Ce fut par une rencontre inattendue qu’elle s’engagea dans le
travail minutieux de la laque alors qu’on ne l’employait guère
pour les meubles. Cette technique subsistait par les travaux de
restauration. Son maître fut le japonais Sougawara, artisan laqueur
venu en France lors de l’Exposition Universelle de 1900 pour
soutenir le laque japonais. Eileen Gray travailla en collaboration
avec lui jusque dans les années 20. 2/ Le laque et la laqueLe laque, au masculin, est le terme désignant
tous les objets ayant reçu l’application de la laque. La laque, au féminin, résulte de
l’exsudation de l’écorce d’une variété d’arbre d’Extrême-Orient.

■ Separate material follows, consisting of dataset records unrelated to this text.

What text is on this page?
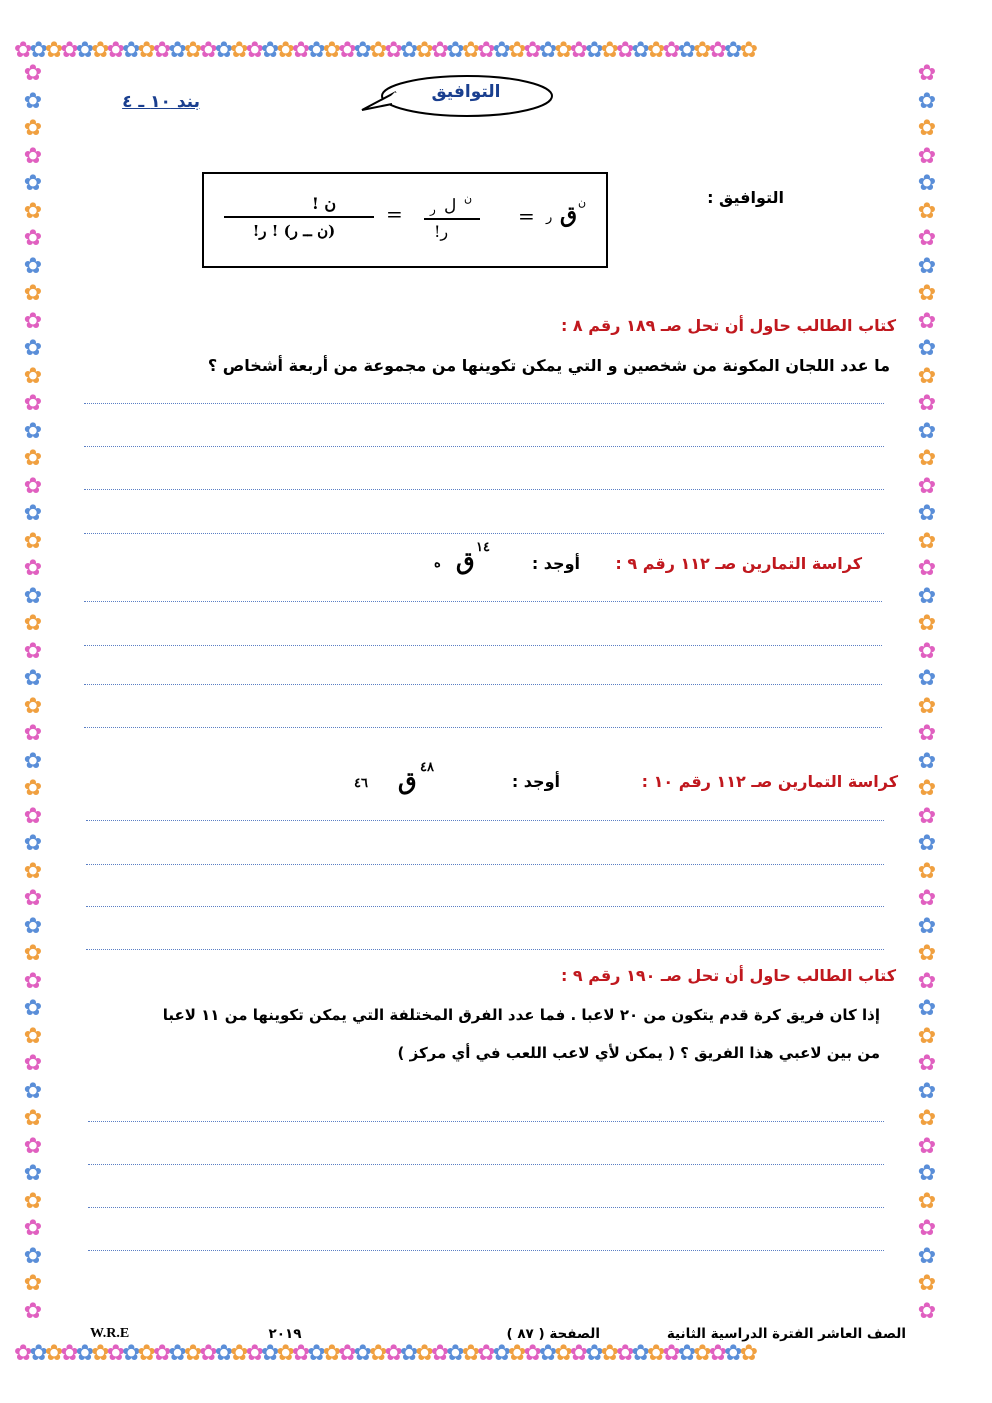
✿✿✿✿✿✿✿✿✿✿✿✿✿✿✿✿✿✿✿✿✿✿✿✿✿✿✿✿✿✿✿✿✿✿✿✿✿✿✿✿✿✿✿✿✿✿✿✿
✿✿✿✿✿✿✿✿✿✿✿✿✿✿✿✿✿✿✿✿✿✿✿✿✿✿✿✿✿✿✿✿✿✿✿✿✿✿✿✿✿✿✿✿✿✿✿✿
✿
✿
✿
✿
✿
✿
✿
✿
✿
✿
✿
✿
✿
✿
✿
✿
✿
✿
✿
✿
✿
✿
✿
✿
✿
✿
✿
✿
✿
✿
✿
✿
✿
✿
✿
✿
✿
✿
✿
✿
✿
✿
✿
✿
✿
✿
✿
✿
✿
✿
✿
✿
✿
✿
✿
✿
✿
✿
✿
✿
✿
✿
✿
✿
✿
✿
✿
✿
✿
✿
✿
✿
✿
✿
✿
✿
✿
✿
✿
✿
✿
✿
✿
✿
✿
✿
✿
✿
✿
✿
✿
✿
بند ١٠ ـ ٤	التوافيق
التوافيق :
ن
ق
ر
=
ن
ل
ر
ر!
=
ن !
(ن ــ ر) ! ر!
كتاب الطالب حاول أن تحل صـ ١٨٩ رقم ٨ :
ما عدد اللجان المكونة من شخصين و التي يمكن تكوينها من مجموعة من أربعة أشخاص ؟
كراسة التمارين صـ ١١٢ رقم ٩ :
أوجد :
١٤
ق
ه
كراسة التمارين صـ ١١٢ رقم ١٠ :
أوجد :
٤٨
ق
٤٦
كتاب الطالب حاول أن تحل صـ ١٩٠ رقم ٩ :
إذا كان فريق كرة قدم يتكون من ٢٠ لاعبا . فما عدد الفرق المختلفة التي يمكن تكوينها من ١١ لاعبا
من بين لاعبي هذا الفريق ؟ ( يمكن لأي لاعب اللعب في أي مركز )
الصف العاشر الفترة الدراسية الثانية
الصفحة ( ٨٧ )
٢٠١٩
W.R.E
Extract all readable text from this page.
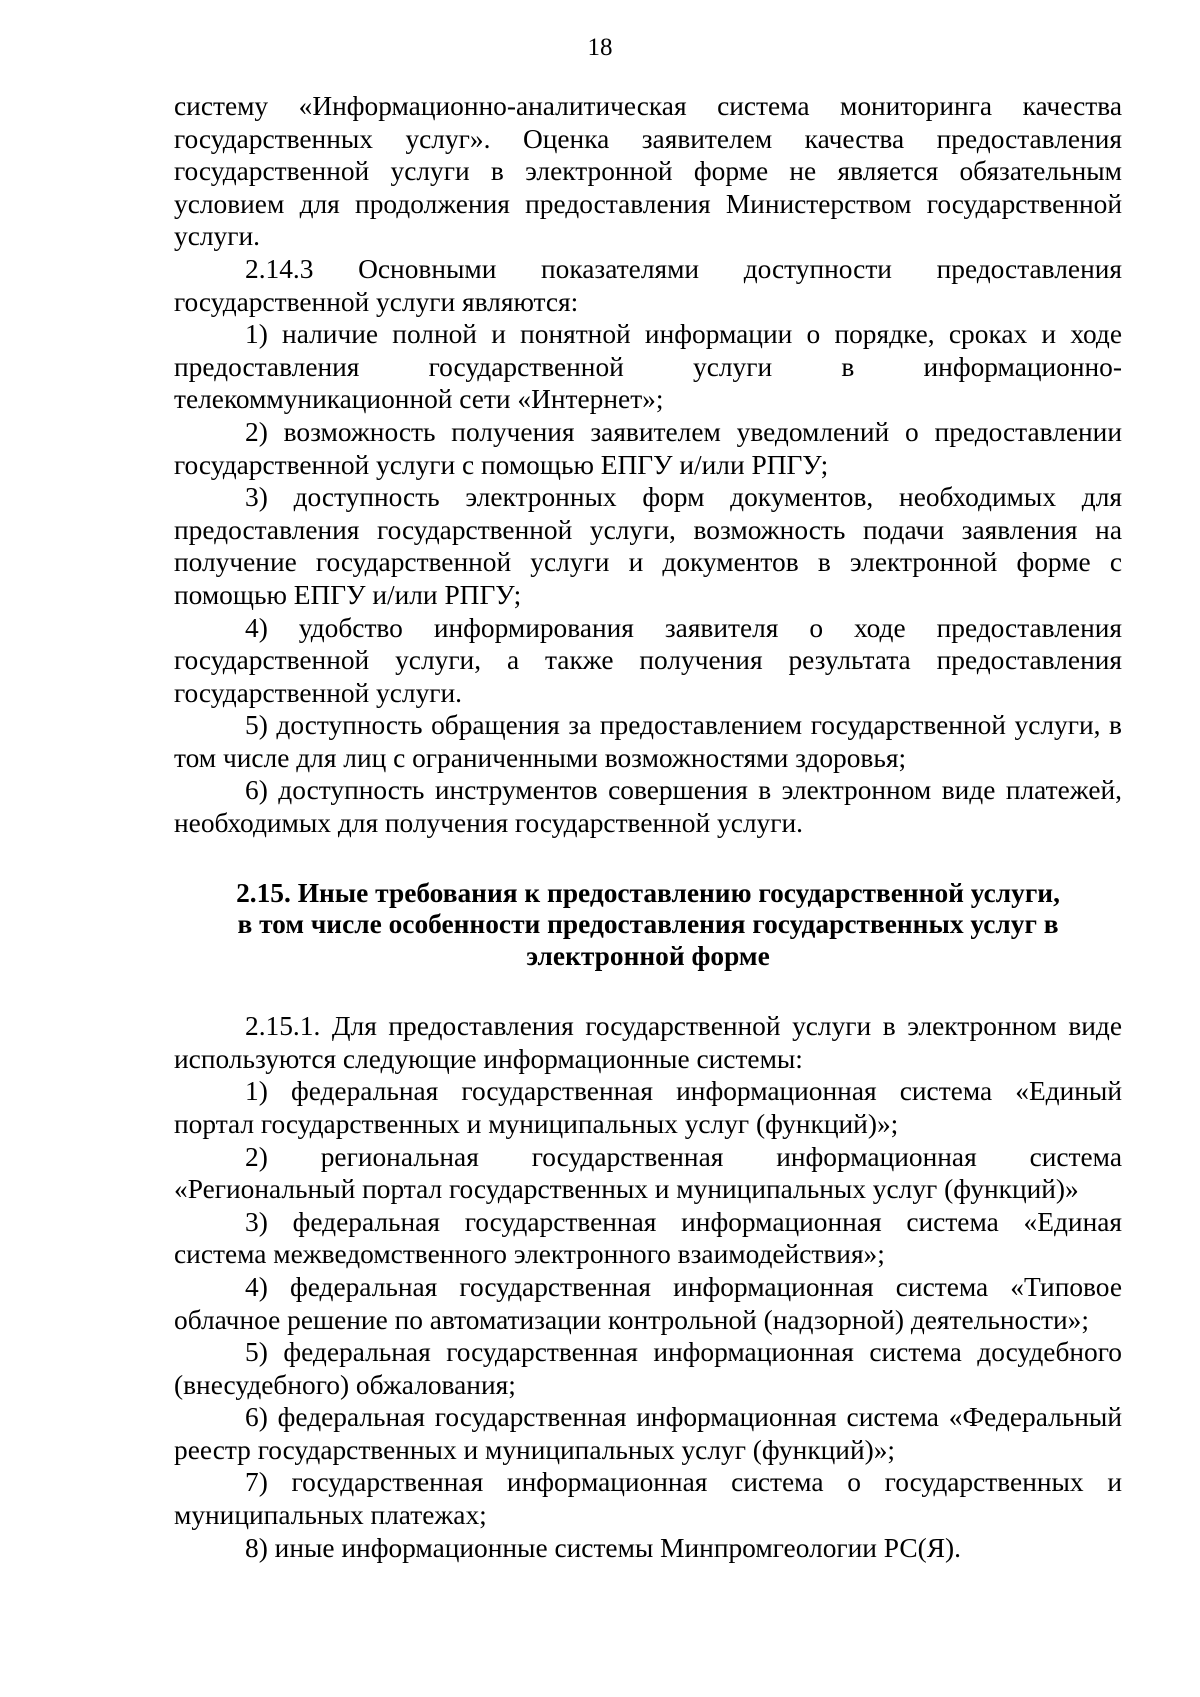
18

систему «Информационно-аналитическая система мониторинга качества государственных услуг». Оценка заявителем качества предоставления государственной услуги в электронной форме не является обязательным условием для продолжения предоставления Министерством государственной услуги.

2.14.3 Основными показателями доступности предоставления государственной услуги являются:

1) наличие полной и понятной информации о порядке, сроках и ходе предоставления государственной услуги в информационно-телекоммуникационной сети «Интернет»;

2) возможность получения заявителем уведомлений о предоставлении государственной услуги с помощью ЕПГУ и/или РПГУ;

3) доступность электронных форм документов, необходимых для предоставления государственной услуги, возможность подачи заявления на получение государственной услуги и документов в электронной форме с помощью ЕПГУ и/или РПГУ;

4) удобство информирования заявителя о ходе предоставления государственной услуги, а также получения результата предоставления государственной услуги.

5) доступность обращения за предоставлением государственной услуги, в том числе для лиц с ограниченными возможностями здоровья;

6) доступность инструментов совершения в электронном виде платежей, необходимых для получения государственной услуги.

2.15. Иные требования к предоставлению государственной услуги,
в том числе особенности предоставления государственных услуг в
электронной форме

2.15.1. Для предоставления государственной услуги в электронном виде используются следующие информационные системы:

1) федеральная государственная информационная система «Единый портал государственных и муниципальных услуг (функций)»;

2) региональная государственная информационная система «Региональный портал государственных и муниципальных услуг (функций)»

3) федеральная государственная информационная система «Единая система межведомственного электронного взаимодействия»;

4) федеральная государственная информационная система «Типовое облачное решение по автоматизации контрольной (надзорной) деятельности»;

5) федеральная государственная информационная система досудебного (внесудебного) обжалования;

6) федеральная государственная информационная система «Федеральный реестр государственных и муниципальных услуг (функций)»;

7) государственная информационная система о государственных и муниципальных платежах;

8) иные информационные системы Минпромгеологии РС(Я).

Cette substance est très nocive et responsable d’irritations
cutanées. La résine est filtrée plusieurs fois de ses impuretés
avant d’être séchée au soleil. La technique témoigne d'une patience
typiquement orientale :
On connaît des objets en laque datant du 1er millénaire avant Jésus-Christ en Chine, la production s’étant fortement développée dès le IIIe siècle avant Jésus-Christ. Art importé de Chine, les laques japonais font leur apparition au Ve siècle avant Jésus-Christ pour atteindre leur plus grand raffinement au XVIIIe siècle. Leur perfection séduisit l’Occident au point que l’on adopta en France le verbe « japonner » pour signifier laquer ou vernir. A partir du XVIIe siècle, l'Europe connut un
fort engouement pour ce qui venait d'Extrême-Orient. Les « produits
de luxe » de ces contrées lointaines transitaient par différentes
Compagnies des Indes. Les Hollandais furent les premiers à ouvrir
un comptoir en Orient et exporter paravents et autres objets en
laque vers Europe. Les Anglais, suivis des Français, adoptèrent
l’idée de plaquer des feuilles de paravent en laque sur leurs
meubles de luxe. Il s’agissait le plus souvent de laque de Chine
et de Coromandel. Les laques du Japon de très grande qualité, et
donc très chers, étaient réservés au XVIIIe siècle pour les
meubles les plus prestigieux.
3/ Les laques d’Eileen GrayLe travail de Gray montre une grande dextérité
à obtenir des surfaces lisses dans les palettes de noir, de
rouge-orangé. Elle s’efforce d’agrandir le nombre de couleurs
disponibles comme le bleu foncé ou les tons de vert. Mais son
talent se manifeste surtout dans les grandes surfaces de laque non décorées,
sans défaut et d’un brillant particulièrement profond. Par ailleurs, elle développe des techniques
pour réaliser des surfaces à relief, des incrustations de nacre ou
la décoration à la feuille d’or ou d’argent. Elle propose un langage très personnel de motifs : figures allégoriques et motifs symbolistes des débuts aux formes graphiques abstraites de ses paravents noirs. Nous sommes loin des commodes plaquées de laque japonais du XVIIIe siècle français. Au fur et à mesure qu’elle devient plus habile, son esthétique devient moins dramatique et plus légère. Elle donne un véritable coup de fraîcheur aux représentations traditionnelles du laque. En 1913, elle acquiert assez de maîtrise pour
être remarquée au Salon des Artistes Décorateurs notamment par le
collectionneur Jacques Doucet. Celui-ci lui achète et commande de
nombreuses pièces. Son travail trouve une entrée et un soutien
dans la société des collectionneurs français, notamment par
l’aménagement de l’appartement de Madame Mathieu Lévy. A partir de la fin des années 20, elle reprend
des études d’architecture et se lance dans la construction de
maisons. La carrière d’Eileen Gray représente
l'image parfaite de transition des objets exotiques et artisanaux du
début des années 20 à l’architecture et aux meubles expressément
fonctionnels du Mouvement Moderne : de ses premiers travaux
inattendus de laque (objet pour Jacques Doucet) aux meubles de
formes influencées par l’art africain (ameublement de Madame
Mathieu Lévy) en terminant par la simplicité fonctionnelle de ses
derniers paravents au moment où l’architecture prend le dessus
dans son activité. 4/ Quelques travaux de laque d’Eileen Gray
paravent "le destin" et divan "la pirogue"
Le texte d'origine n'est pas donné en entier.